4. March 2013 09:00
by Tammi Sharpe

Voting Rights

4. March 2013 09:00 by Tammi Sharpe | 4 Comments

The Right to Vote was one of the major grievances of the Birmingham Civil Rights Movement.  For many of the foot soldiers it was a key motivation for joining the Movement.  In recognition of the 48th anniversary of Bloody Sunday when protests marched in Selma, AL for the Right to Vote, this week we will provide quotes from foot soldiers on the importance of voting rights and personal stories on how these rights were being violated.  

Deborah Hill  

As a young child I remember both my parents having to take a test to vote.  I remember them discussing having to pay poll taxes and it was like I felt that it was so unfair that you had to take a test as a citizen of this country in order to have the right to vote; this was something that I refused that I would have to do and when the movement came along about civil rights and equal rights for all Americans.  I felt that this was something that I was going to be a part of.  This was just another aspect in my life that I was going to be part about:  bringing about positive change within the Birmingham system.   


Comments (4) -

We lived in Atlanta during that part of the Civil Rights struggle.  I was a Toddler, so I don't remember many of the things that went on, but this one thing really stood out in memory for me.  

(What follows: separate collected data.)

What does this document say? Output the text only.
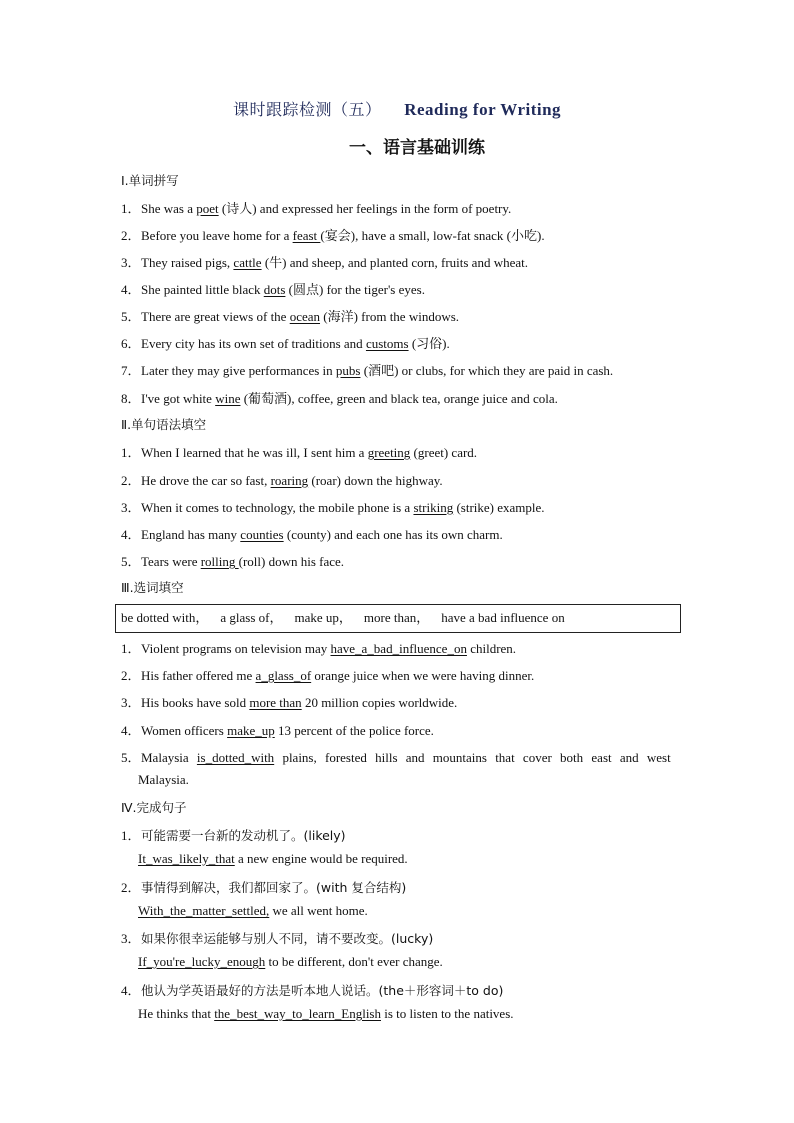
课时跟踪检测（五） Reading for Writing
一、语言基础训练
Ⅰ.单词拼写
1．She was a poet (诗人) and expressed her feelings in the form of poetry.
2．Before you leave home for a feast (宴会), have a small, low-fat snack (小吃).
3．They raised pigs, cattle (牛) and sheep, and planted corn, fruits and wheat.
4．She painted little black dots (圆点) for the tiger's eyes.
5．There are great views of the ocean (海洋) from the windows.
6．Every city has its own set of traditions and customs (习俗).
7．Later they may give performances in pubs (酒吧) or clubs, for which they are paid in cash.
8．I've got white wine (葡萄酒), coffee, green and black tea, orange juice and cola.
Ⅱ.单句语法填空
1．When I learned that he was ill, I sent him a greeting (greet) card.
2．He drove the car so fast, roaring (roar) down the highway.
3．When it comes to technology, the mobile phone is a striking (strike) example.
4．England has many counties (county) and each one has its own charm.
5．Tears were rolling (roll) down his face.
Ⅲ.选词填空
be dotted with， a glass of， make up， more than， have a bad influence on
1．Violent programs on television may have_a_bad_influence_on children.
2．His father offered me a_glass_of orange juice when we were having dinner.
3．His books have sold more than 20 million copies worldwide.
4．Women officers make_up 13 percent of the police force.
5．Malaysia is_dotted_with plains, forested hills and mountains that cover both east and west
Malaysia.
Ⅳ.完成句子
1．可能需要一台新的发动机了。(likely)
It_was_likely_that a new engine would be required.
2．事情得到解决，我们都回家了。(with 复合结构)
With_the_matter_settled, we all went home.
3．如果你很幸运能够与别人不同，请不要改变。(lucky)
If_you're_lucky_enough to be different, don't ever change.
4．他认为学英语最好的方法是听本地人说话。(the＋形容词＋to do)
He thinks that the_best_way_to_learn_English is to listen to the natives.
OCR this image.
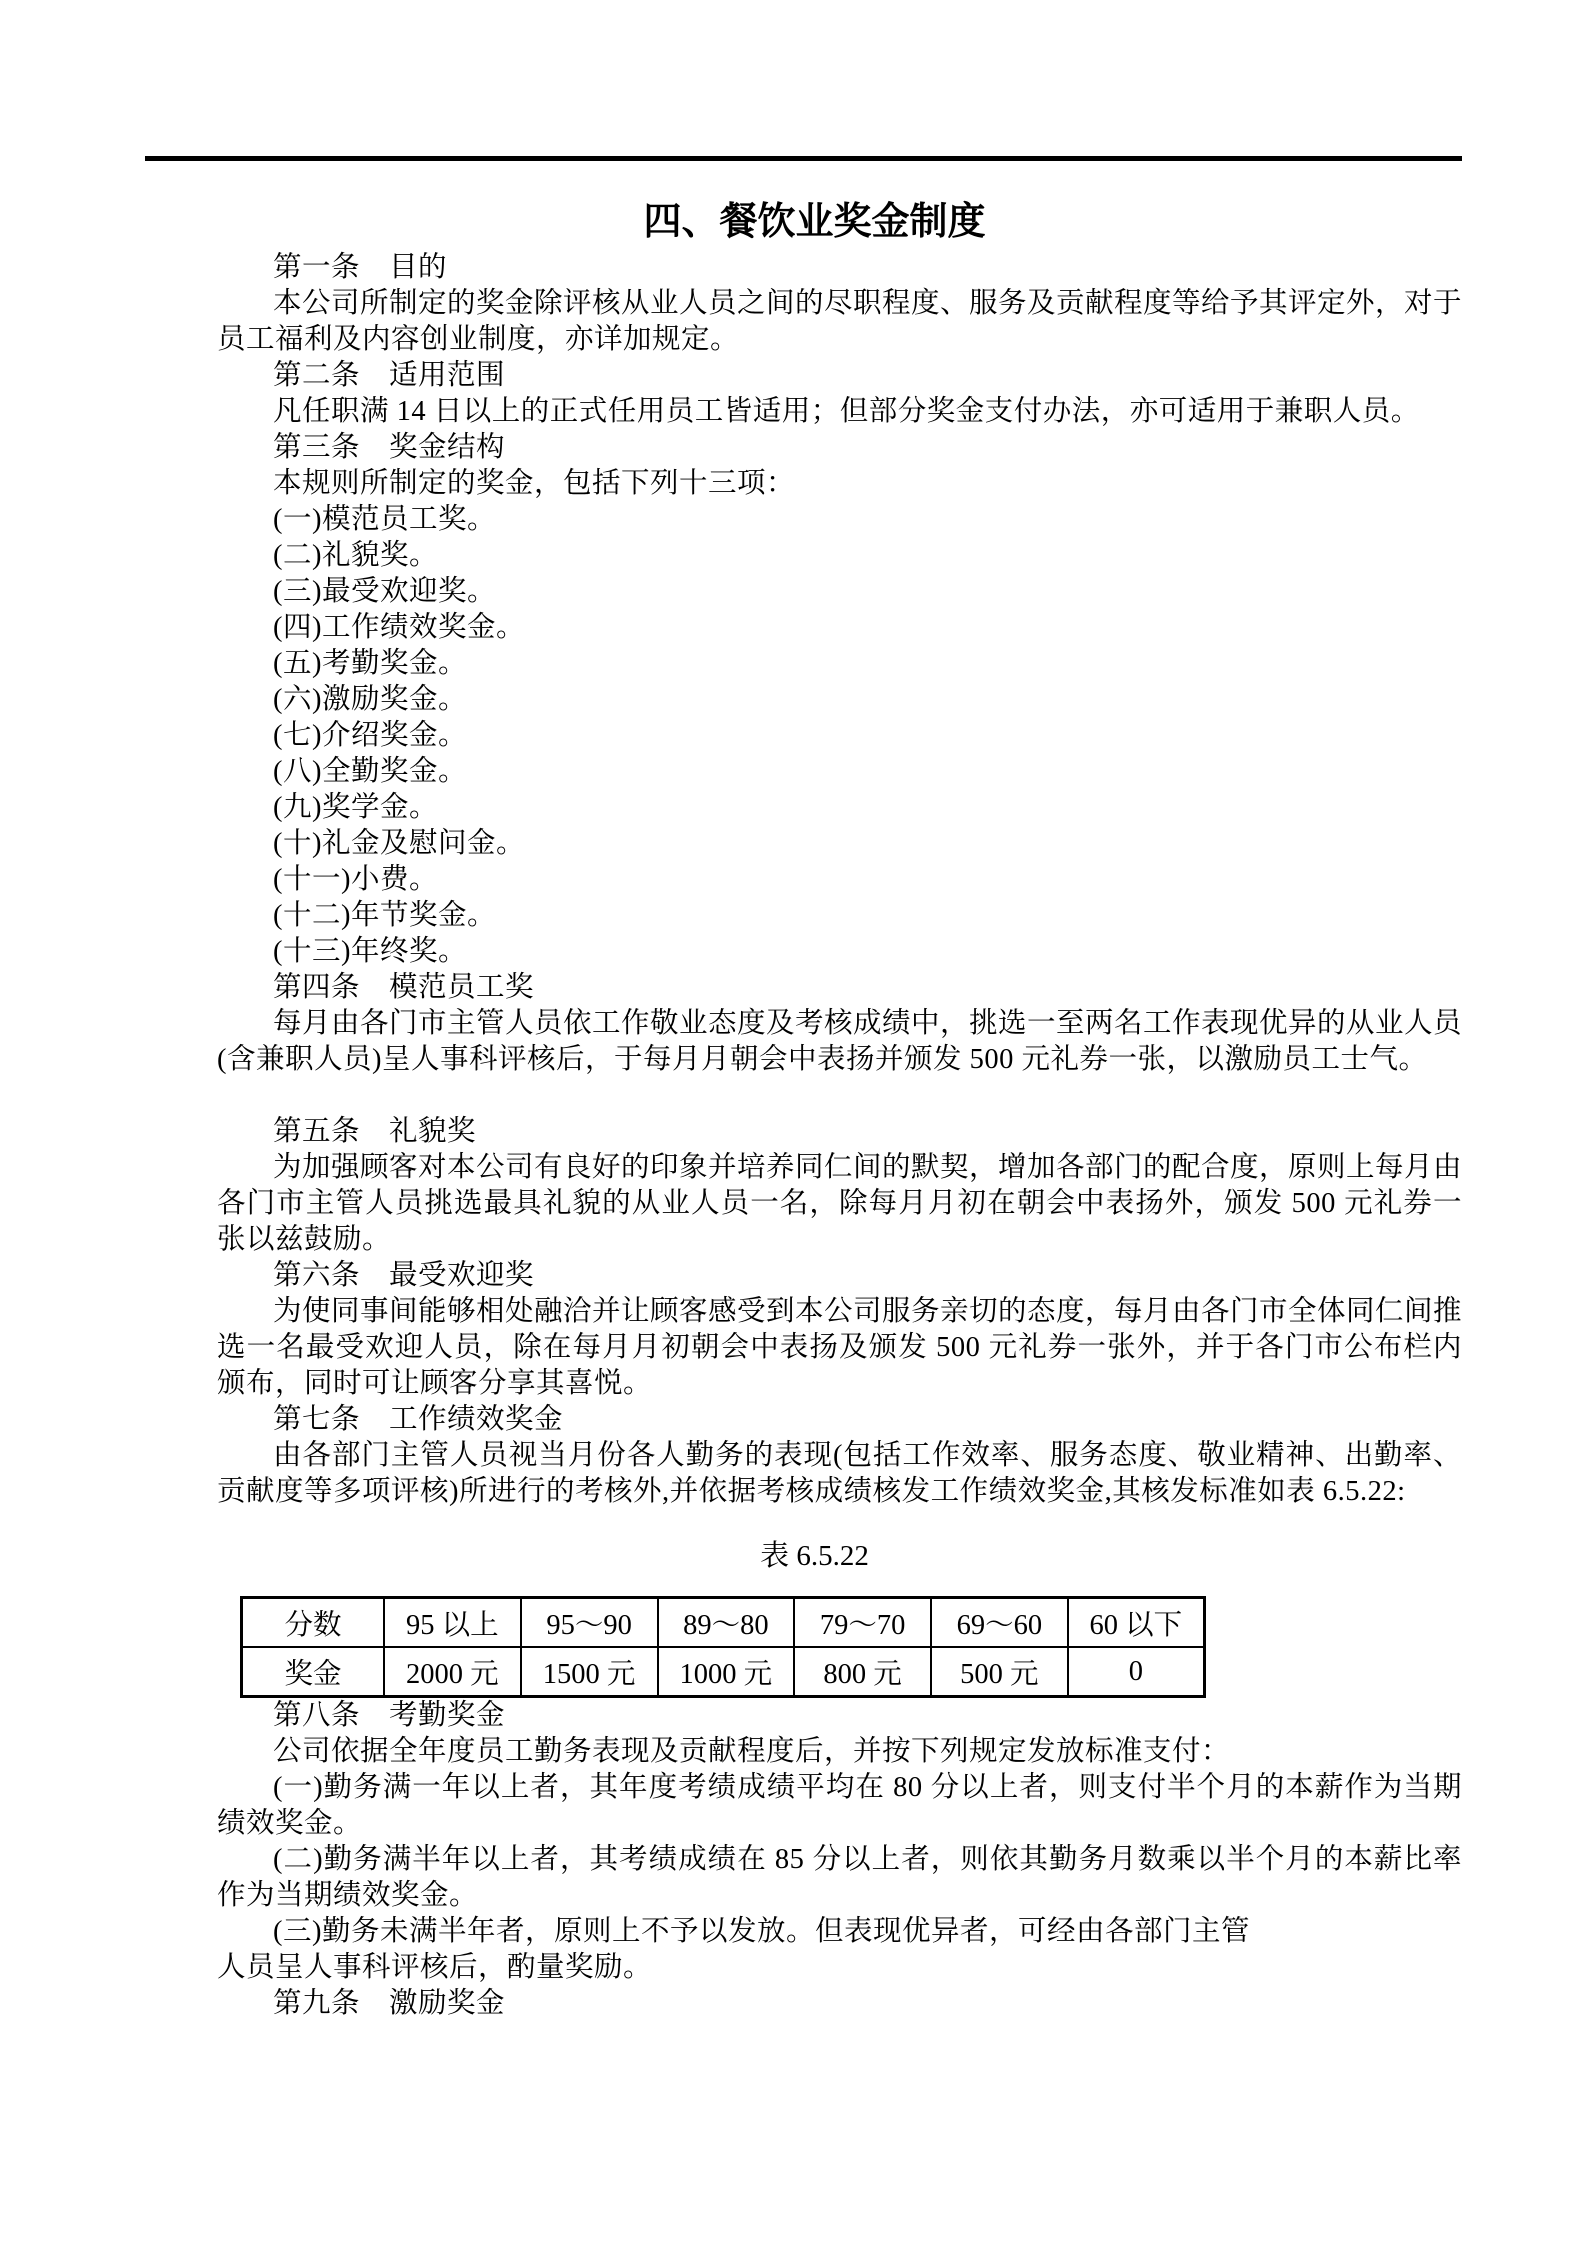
四、餐饮业奖金制度

第一条　目的

本公司所制定的奖金除评核从业人员之间的尽职程度、服务及贡献程度等给予其评定外，对于员工福利及内容创业制度，亦详加规定。

第二条　适用范围

凡任职满 14 日以上的正式任用员工皆适用；但部分奖金支付办法，亦可适用于兼职人员。

第三条　奖金结构

本规则所制定的奖金，包括下列十三项：

(一)模范员工奖。

(二)礼貌奖。

(三)最受欢迎奖。

(四)工作绩效奖金。

(五)考勤奖金。

(六)激励奖金。

(七)介绍奖金。

(八)全勤奖金。

(九)奖学金。

(十)礼金及慰问金。

(十一)小费。

(十二)年节奖金。

(十三)年终奖。

第四条　模范员工奖

每月由各门市主管人员依工作敬业态度及考核成绩中，挑选一至两名工作表现优异的从业人员(含兼职人员)呈人事科评核后，于每月月朝会中表扬并颁发 500 元礼券一张，以激励员工士气。

第五条　礼貌奖

为加强顾客对本公司有良好的印象并培养同仁间的默契，增加各部门的配合度，原则上每月由各门市主管人员挑选最具礼貌的从业人员一名，除每月月初在朝会中表扬外，颁发 500 元礼券一张以兹鼓励。

第六条　最受欢迎奖

为使同事间能够相处融洽并让顾客感受到本公司服务亲切的态度，每月由各门市全体同仁间推选一名最受欢迎人员，除在每月月初朝会中表扬及颁发 500 元礼券一张外，并于各门市公布栏内颁布，同时可让顾客分享其喜悦。

第七条　工作绩效奖金

由各部门主管人员视当月份各人勤务的表现(包括工作效率、服务态度、敬业精神、出勤率、贡献度等多项评核)所进行的考核外,并依据考核成绩核发工作绩效奖金,其核发标准如表 6.5.22:

表 6.5.22
分数	95 以上	95～90	89～80	79～70	69～60	60 以下
奖金	2000 元	1500 元	1000 元	800 元	500 元	0

第八条　考勤奖金

公司依据全年度员工勤务表现及贡献程度后，并按下列规定发放标准支付：

(一)勤务满一年以上者，其年度考绩成绩平均在 80 分以上者，则支付半个月的本薪作为当期绩效奖金。

(二)勤务满半年以上者，其考绩成绩在 85 分以上者，则依其勤务月数乘以半个月的本薪比率作为当期绩效奖金。

(三)勤务未满半年者，原则上不予以发放。但表现优异者，可经由各部门主管

人员呈人事科评核后，酌量奖励。

第九条　激励奖金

My Mother took me to a big department store in Downtown, Atlanta she needed to get some cloths etc.

I was standing there while she shopped and I noticed a little girl about my age, doing the "Potty Dance",  I was raised to love thy neighbor as thyself so on golden rule etc...  I could not read all the Signs at Bathrooms and Water fountains.  So, I took the little girls hand and walked with her to the Ladies restroom, well she didn't want to go inside she looked scared.  I prompted her to come on into the potty...  So she did.

Well after hand washing at the sink.  Both of us Toddlers walked back out of the Ladies restroom; I looked up and there was a Tall Saleslady standing over me and she said. "You ignorant little girl, you cannot take persons of color into a All Caucasian/White restroom, I outta whip you girl."

Well, My Mother stepped between the Sales lady and me and said.  "You are not going to touch my daughter, she did the right thing, children are NOT born into this world hating, and blocking other people from the God given rights they should have. "  Mother took my hand and went to the cashier and returned all the things she had just bought and she never shopped at that Atlanta store again.

I never understood why people had to hate anyone because of their skin tone, and I honestly suppose that I never will.

We have to few days on this Earth given to us any way we are mortal like a vapor here a few days and gone.  Spend your days making a difference in lives, on Earth.  Lay down hate.  For hate will surely destroy the person who lives and dwells in hate, for hate is a all consuming emotion.

Do charity work, help out at a local food bank.  And remember history, learn from it so that it is never Repeated again.

For all Mankind is created equal....


Thank you for sharing this experience.  I hope there are other similar experiences that could also be shared.